Natürlich lag der Schwerpunkt, wie bei anderen Ministern auch, wieder auf den regierungsnahen Medien; aus den oppositionellen Medien waren lediglich Saygı Öztürk von Sözcü und Yusuf Ziya Cömert von Karar zu dem Treffen eingeladen worden.

Obwohl Saygı Öztürk schrieb: „Aufgrund seiner 7,5-jährigen Tätigkeit als Provinzgouverneur kennt Çiftçi den Staat, er weiß, wo er was sagen muss und kennt das Maß dafür“, scheint Minister Çiftçi sich dessen nicht ganz so sicher zu sein.
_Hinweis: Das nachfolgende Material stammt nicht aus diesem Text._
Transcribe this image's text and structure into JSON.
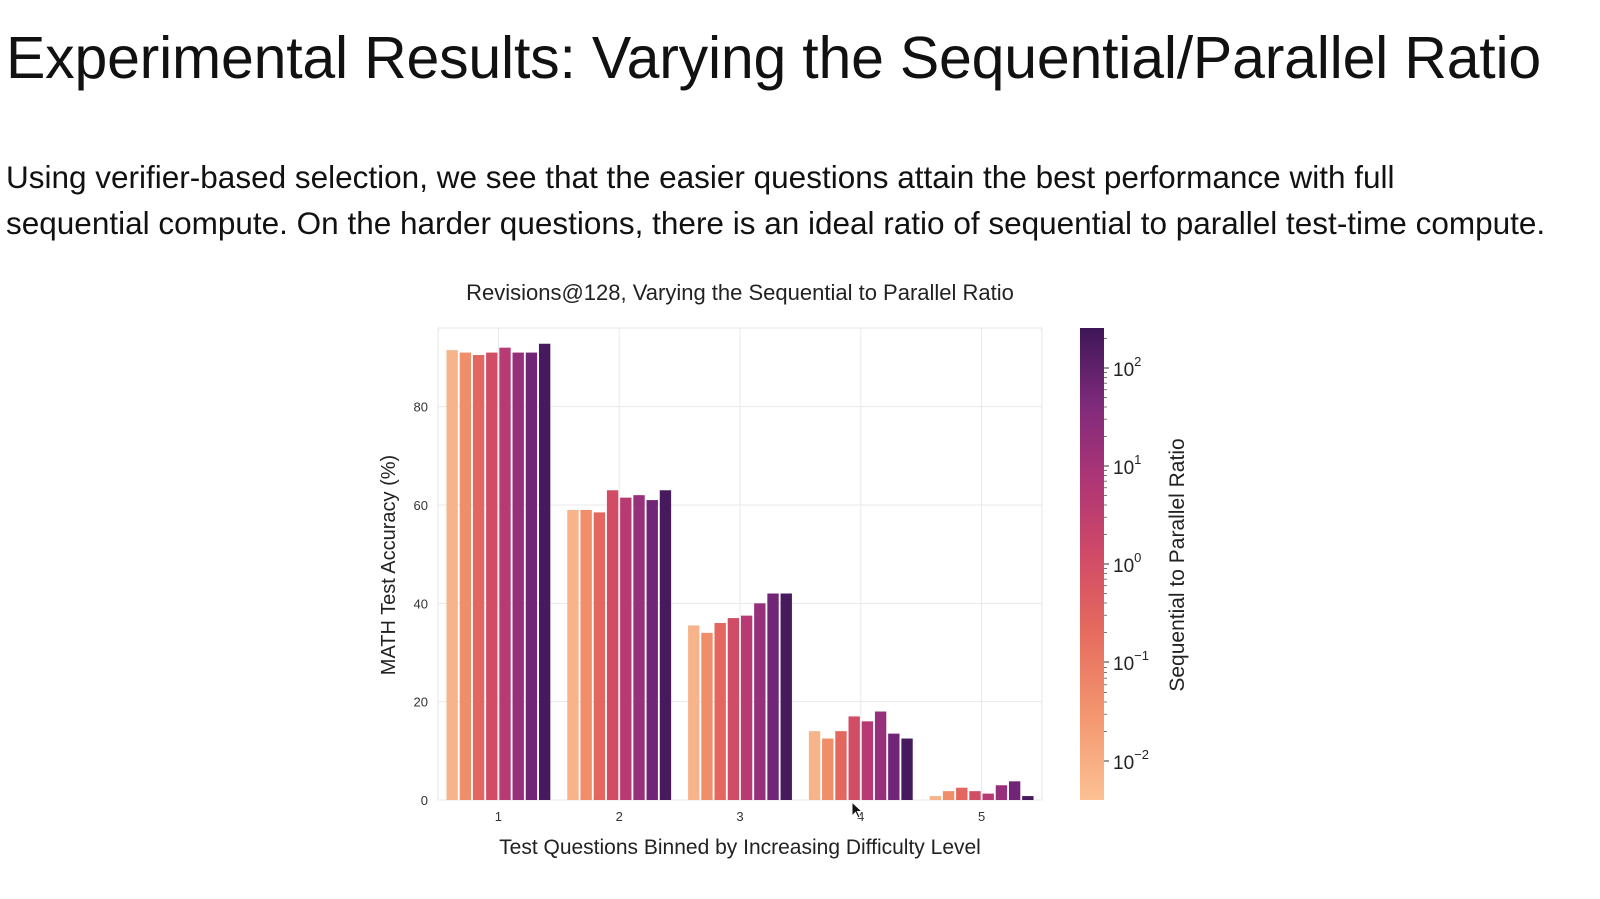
{
  "slide": {
    "title": "Experimental Results: Varying the Sequential/Parallel Ratio",
    "body": "Using verifier-based selection, we see that the easier questions attain the best performance with full sequential compute. On the harder questions, there is an ideal ratio of sequential to parallel test-time compute."
  },
  "chart_data": {
    "type": "bar",
    "title": "Revisions@128, Varying the Sequential to Parallel Ratio",
    "xlabel": "Test Questions Binned by Increasing Difficulty Level",
    "ylabel": "MATH Test Accuracy (%)",
    "categories": [
      "1",
      "2",
      "3",
      "4",
      "5"
    ],
    "ylim": [
      0,
      96
    ],
    "yticks": [
      0,
      20,
      40,
      60,
      80
    ],
    "grid": true,
    "values": [
      [
        91.5,
        91.0,
        90.5,
        91.0,
        92.0,
        91.0,
        91.0,
        92.8
      ],
      [
        59.0,
        59.0,
        58.5,
        63.0,
        61.5,
        62.0,
        61.0,
        63.0
      ],
      [
        35.5,
        34.0,
        36.0,
        37.0,
        37.5,
        40.0,
        42.0,
        42.0
      ],
      [
        14.0,
        12.5,
        14.0,
        17.0,
        16.0,
        18.0,
        13.5,
        12.5
      ],
      [
        0.8,
        1.8,
        2.5,
        1.8,
        1.3,
        3.0,
        3.8,
        0.8
      ]
    ],
    "colorbar": {
      "label": "Sequential to Parallel Ratio",
      "scale": "log",
      "ticks": [
        {
          "base": "10",
          "exp": "−2"
        },
        {
          "base": "10",
          "exp": "−1"
        },
        {
          "base": "10",
          "exp": "0"
        },
        {
          "base": "10",
          "exp": "1"
        },
        {
          "base": "10",
          "exp": "2"
        }
      ],
      "colors": [
        "#f7b48a",
        "#f08e6a",
        "#e3675f",
        "#d14d66",
        "#b83a72",
        "#96307a",
        "#702577",
        "#471a5e"
      ]
    }
  }
}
Denn Yusuf Ziya Cömert schrieb, dass es bei dem Treffen „keinen Frage-Antwort-Teil“ gab; und der nicht eingeladene Deniz Zeyrek gab in seinem Artikel an, dass den Journalisten ein „geprüftes Transkript“ zugesandt wurde.

Es hat den Anschein, dass die Journalisten, die keine Fragen stellen konnten, das zugesandte Transkript zusammengefasst, mit einer Überschrift versehen und als Nachricht veröffentlicht haben. Das Treffen in Ankara war keine Pressekonferenz, sondern eine Inszenierung von Minister Çiftçi, bei der die Journalisten als Dekorationselemente benutzt wurden…
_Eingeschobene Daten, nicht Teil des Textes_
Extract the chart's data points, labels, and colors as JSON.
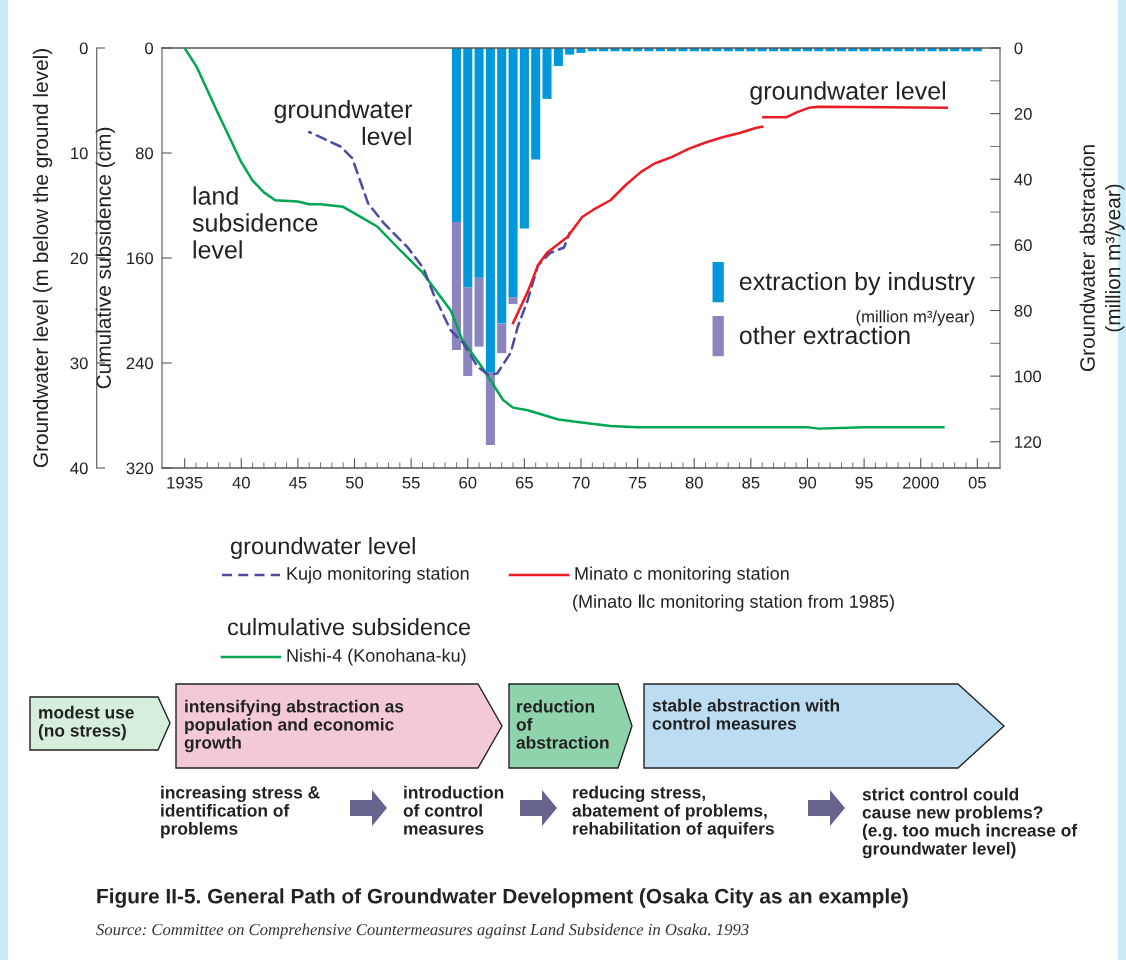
{
  "chart_data": {
    "type": "line",
    "title": "Figure II-5. General Path of Groundwater Development (Osaka City as an example)",
    "xlim": [
      1933,
      2007
    ],
    "xticks": [
      {
        "value": 1935,
        "label": "1935"
      },
      {
        "value": 1936,
        "label": null
      },
      {
        "value": 1937,
        "label": null
      },
      {
        "value": 1938,
        "label": null
      },
      {
        "value": 1939,
        "label": null
      },
      {
        "value": 1940,
        "label": "40"
      },
      {
        "value": 1941,
        "label": null
      },
      {
        "value": 1942,
        "label": null
      },
      {
        "value": 1943,
        "label": null
      },
      {
        "value": 1944,
        "label": null
      },
      {
        "value": 1945,
        "label": "45"
      },
      {
        "value": 1946,
        "label": null
      },
      {
        "value": 1947,
        "label": null
      },
      {
        "value": 1948,
        "label": null
      },
      {
        "value": 1949,
        "label": null
      },
      {
        "value": 1950,
        "label": "50"
      },
      {
        "value": 1951,
        "label": null
      },
      {
        "value": 1952,
        "label": null
      },
      {
        "value": 1953,
        "label": null
      },
      {
        "value": 1954,
        "label": null
      },
      {
        "value": 1955,
        "label": "55"
      },
      {
        "value": 1956,
        "label": null
      },
      {
        "value": 1957,
        "label": null
      },
      {
        "value": 1958,
        "label": null
      },
      {
        "value": 1959,
        "label": null
      },
      {
        "value": 1960,
        "label": "60"
      },
      {
        "value": 1961,
        "label": null
      },
      {
        "value": 1962,
        "label": null
      },
      {
        "value": 1963,
        "label": null
      },
      {
        "value": 1964,
        "label": null
      },
      {
        "value": 1965,
        "label": "65"
      },
      {
        "value": 1966,
        "label": null
      },
      {
        "value": 1967,
        "label": null
      },
      {
        "value": 1968,
        "label": null
      },
      {
        "value": 1969,
        "label": null
      },
      {
        "value": 1970,
        "label": "70"
      },
      {
        "value": 1971,
        "label": null
      },
      {
        "value": 1972,
        "label": null
      },
      {
        "value": 1973,
        "label": null
      },
      {
        "value": 1974,
        "label": null
      },
      {
        "value": 1975,
        "label": "75"
      },
      {
        "value": 1976,
        "label": null
      },
      {
        "value": 1977,
        "label": null
      },
      {
        "value": 1978,
        "label": null
      },
      {
        "value": 1979,
        "label": null
      },
      {
        "value": 1980,
        "label": "80"
      },
      {
        "value": 1981,
        "label": null
      },
      {
        "value": 1982,
        "label": null
      },
      {
        "value": 1983,
        "label": null
      },
      {
        "value": 1984,
        "label": null
      },
      {
        "value": 1985,
        "label": "85"
      },
      {
        "value": 1986,
        "label": null
      },
      {
        "value": 1987,
        "label": null
      },
      {
        "value": 1988,
        "label": null
      },
      {
        "value": 1989,
        "label": null
      },
      {
        "value": 1990,
        "label": "90"
      },
      {
        "value": 1991,
        "label": null
      },
      {
        "value": 1992,
        "label": null
      },
      {
        "value": 1993,
        "label": null
      },
      {
        "value": 1994,
        "label": null
      },
      {
        "value": 1995,
        "label": "95"
      },
      {
        "value": 1996,
        "label": null
      },
      {
        "value": 1997,
        "label": null
      },
      {
        "value": 1998,
        "label": null
      },
      {
        "value": 1999,
        "label": null
      },
      {
        "value": 2000,
        "label": "2000"
      },
      {
        "value": 2001,
        "label": null
      },
      {
        "value": 2002,
        "label": null
      },
      {
        "value": 2003,
        "label": null
      },
      {
        "value": 2004,
        "label": null
      },
      {
        "value": 2005,
        "label": "05"
      },
      {
        "value": 2006,
        "label": null
      }
    ],
    "ylabel": "Groundwater level (m below the ground level)",
    "ylim": [
      40,
      0
    ],
    "yticks": [
      0,
      10,
      20,
      30,
      40
    ],
    "y3label": "Cumulative subsidence (cm)",
    "y3lim": [
      320,
      0
    ],
    "y3ticks": [
      0,
      80,
      160,
      240,
      320
    ],
    "y2label": "Groundwater abstraction\n(million m³/year)",
    "y2lim": [
      128,
      0
    ],
    "y2ticks": [
      0,
      {
        "value": 10,
        "label": null
      },
      20,
      {
        "value": 30,
        "label": null
      },
      40,
      {
        "value": 50,
        "label": null
      },
      60,
      {
        "value": 70,
        "label": null
      },
      80,
      {
        "value": 90,
        "label": null
      },
      100,
      {
        "value": 110,
        "label": null
      },
      120
    ],
    "stacked": true,
    "legend": "bottom",
    "grid": false,
    "marker": "none",
    "series": [
      {
        "name": "extraction by industry",
        "type": "bar",
        "axis": "y2",
        "color": "#0097db",
        "x": [
          1959,
          1960,
          1961,
          1962,
          1963,
          1964,
          1965,
          1966,
          1967,
          1968,
          1969,
          1970,
          1971,
          1972,
          1973,
          1974,
          1975,
          1976,
          1977,
          1978,
          1979,
          1980,
          1981,
          1982,
          1983,
          1984,
          1985,
          1986,
          1987,
          1988,
          1989,
          1990,
          1991,
          1992,
          1993,
          1994,
          1995,
          1996,
          1997,
          1998,
          1999,
          2000,
          2001,
          2002,
          2003,
          2004,
          2005
        ],
        "values": [
          53,
          73,
          70,
          99,
          84,
          76,
          55,
          34,
          15.5,
          5.5,
          2,
          1.5,
          1,
          1,
          1,
          1,
          1,
          1,
          1,
          1,
          1,
          1,
          1,
          1,
          1,
          1,
          1,
          1,
          1,
          1,
          1,
          1,
          1,
          1,
          1,
          1,
          1,
          1,
          1,
          1,
          1,
          1,
          1,
          1,
          1,
          1,
          1
        ]
      },
      {
        "name": "other extraction",
        "type": "bar",
        "axis": "y2",
        "color": "#8a84bf",
        "x": [
          1959,
          1960,
          1961,
          1962,
          1963,
          1964
        ],
        "values": [
          39,
          27,
          21,
          22,
          9,
          2
        ]
      },
      {
        "name": "Kujo monitoring station",
        "axis": "y",
        "color": "#4b4ba0",
        "line_style": "dashed",
        "x": [
          1946,
          1948.8,
          1949.8,
          1951.2,
          1952.6,
          1954.7,
          1956.1,
          1957,
          1958.5,
          1959.6,
          1960.9,
          1961.8,
          1962.6,
          1963.8,
          1964.4,
          1965.3,
          1966.2,
          1967.3,
          1968.5,
          1969
        ],
        "values": [
          8.0,
          9.4,
          10.5,
          14.8,
          16.7,
          19.0,
          21.0,
          23.5,
          26.9,
          28.1,
          30.4,
          31.1,
          31.0,
          29.0,
          26.6,
          24.0,
          20.7,
          19.5,
          19.0,
          17.6
        ]
      },
      {
        "name": "Minato c monitoring station",
        "axis": "y",
        "color": "#ed1c24",
        "line_style": "solid",
        "x": [
          1964,
          1965.3,
          1966.2,
          1967,
          1968.8,
          1970.1,
          1971.1,
          1972.6,
          1974,
          1975.3,
          1976.5,
          1978,
          1979.5,
          1981,
          1982.5,
          1984,
          1985.5,
          1986,
          1986.05,
          1986.1,
          1988.1,
          1989.1,
          1990.1,
          1991,
          2002.3
        ],
        "values": [
          26.2,
          23.2,
          20.7,
          19.5,
          18.0,
          16.1,
          15.4,
          14.5,
          13.0,
          11.8,
          11.0,
          10.4,
          9.6,
          9.0,
          8.5,
          8.1,
          7.6,
          7.5,
          null,
          6.6,
          6.6,
          6.1,
          5.7,
          5.6,
          5.7
        ]
      },
      {
        "name": "Nishi-4 (Konohana-ku)",
        "axis": "y3",
        "color": "#00a651",
        "line_style": "solid",
        "x": [
          1935,
          1936.1,
          1937.9,
          1940,
          1941,
          1942,
          1943,
          1945,
          1946,
          1947,
          1949,
          1950,
          1952,
          1953.8,
          1956,
          1958.5,
          1959.5,
          1961.4,
          1963.1,
          1964,
          1965.3,
          1968,
          1969.7,
          1972.6,
          1975,
          1980,
          1985,
          1990,
          1991,
          1995,
          2002
        ],
        "values": [
          0,
          15,
          49,
          87,
          101,
          110,
          116,
          117,
          119,
          119,
          121,
          126,
          136,
          152,
          171,
          200,
          222,
          245,
          268,
          274,
          276,
          283,
          285,
          288,
          289,
          289,
          289,
          289,
          290,
          289,
          289
        ]
      }
    ],
    "annotations": [
      "groundwater\nlevel",
      "land\nsubsidence\nlevel",
      "groundwater level",
      "(million m³/year)",
      "groundwater level",
      "(Minato Ⅱc monitoring station from 1985)",
      "culmulative subsidence",
      "modest use\n(no stress)",
      "intensifying abstraction as\npopulation and economic\ngrowth",
      "reduction\nof\nabstraction",
      "stable abstraction with\ncontrol measures",
      "increasing stress &\nidentification of\nproblems",
      "introduction\nof control\nmeasures",
      "reducing stress,\nabatement of problems,\nrehabilitation of aquifers",
      "strict control could\ncause new problems?\n(e.g. too much increase of\ngroundwater level)",
      "Source: Committee on Comprehensive Countermeasures against Land Subsidence in Osaka. 1993"
    ]
  }
}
Drei Tage später traf sich Minister Çiftçi in Istanbul mit den Leitern von Medienhäusern. Diesmal stammten alle Eingeladenen, mit Ausnahme von Karar, Milli Gazete und Odatv, aus den regierungsnahen Medien. Anders als in Ankara gab es diesmal einen Frage-Antwort-Teil, bei dem der Minister vier Fragen beantwortete.

Ich hoffe, dass den Journalisten dort nicht wie in Ankara nachträglich ein „geprüftes Textdokument“ zugesandt wurde. Ein Journalist erstellt sein Transkript selbst. Er beharrt auch darauf, Fragen zu stellen; und wenn er nicht fragen durfte, vermerkt er dies in seinem Artikel oder Bericht.
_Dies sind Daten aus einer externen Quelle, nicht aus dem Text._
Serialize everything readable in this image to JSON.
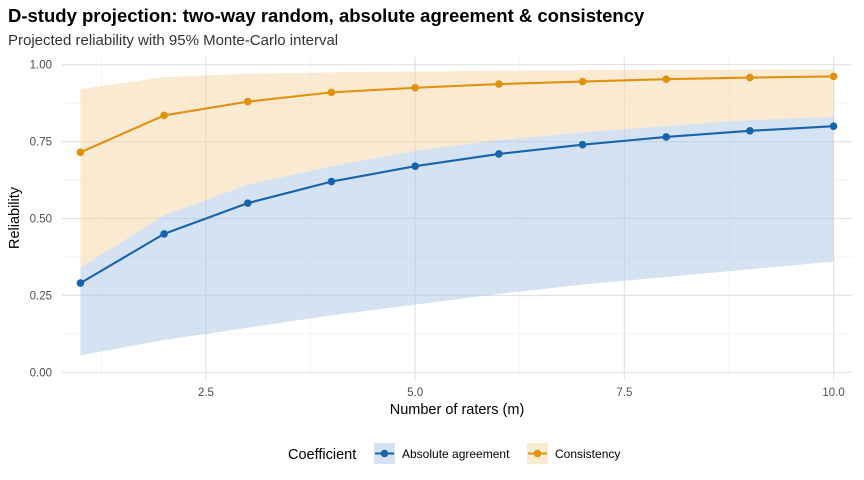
{
  "chart_data": {
    "type": "line",
    "title": "D-study projection: two-way random, absolute agreement & consistency",
    "subtitle": "Projected reliability with 95% Monte-Carlo interval",
    "xlabel": "Number of raters (m)",
    "ylabel": "Reliability",
    "xlim": [
      0.78,
      10.22
    ],
    "ylim": [
      -0.025,
      1.025
    ],
    "x_ticks": [
      2.5,
      5.0,
      7.5,
      10.0
    ],
    "x_tick_labels": [
      "2.5",
      "5.0",
      "7.5",
      "10.0"
    ],
    "y_ticks": [
      0.0,
      0.25,
      0.5,
      0.75,
      1.0
    ],
    "y_tick_labels": [
      "0.00",
      "0.25",
      "0.50",
      "0.75",
      "1.00"
    ],
    "grid": true,
    "legend_position": "bottom",
    "legend_title": "Coefficient",
    "x": [
      1,
      2,
      3,
      4,
      5,
      6,
      7,
      8,
      9,
      10
    ],
    "series": [
      {
        "name": "Absolute agreement",
        "color": "#1764AB",
        "band_color": "#A9C6E4",
        "values": [
          0.29,
          0.45,
          0.55,
          0.62,
          0.67,
          0.71,
          0.74,
          0.765,
          0.785,
          0.8
        ],
        "lower": [
          0.055,
          0.105,
          0.145,
          0.185,
          0.22,
          0.255,
          0.285,
          0.31,
          0.335,
          0.36
        ],
        "upper": [
          0.34,
          0.51,
          0.61,
          0.67,
          0.72,
          0.755,
          0.78,
          0.8,
          0.82,
          0.83
        ]
      },
      {
        "name": "Consistency",
        "color": "#E0920F",
        "band_color": "#F3D6A4",
        "values": [
          0.715,
          0.835,
          0.88,
          0.91,
          0.925,
          0.937,
          0.945,
          0.953,
          0.958,
          0.962
        ],
        "lower": [
          0.34,
          0.51,
          0.61,
          0.67,
          0.72,
          0.755,
          0.78,
          0.8,
          0.82,
          0.83
        ],
        "upper": [
          0.92,
          0.96,
          0.97,
          0.975,
          0.978,
          0.98,
          0.982,
          0.983,
          0.984,
          0.985
        ]
      }
    ]
  }
}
Wie hat der italienische Journalist getäuscht?

Der italienische Journalist Tommaso Debenedetti ist dafür bekannt, die Medien hinters Licht zu führen. Er veröffentlicht gefälschte Beiträge in den sozialen Medien, um zu beweisen, dass die Verifizierungsreflexe von Journalisten nachgelassen haben.

Jedes Mal gelingt es ihm, zu täuschen. Unter denjenigen, deren falsche Todesnachricht er verbreitete, befinden sich viele Namen, von Papst Benedikt XVI. und Fidel Castro bis hin zu Pedro Almodóvar und Milan Kundera; alle seine Beiträge erreichten ihr Ziel und wurden in vielen Ländern zur Nachricht.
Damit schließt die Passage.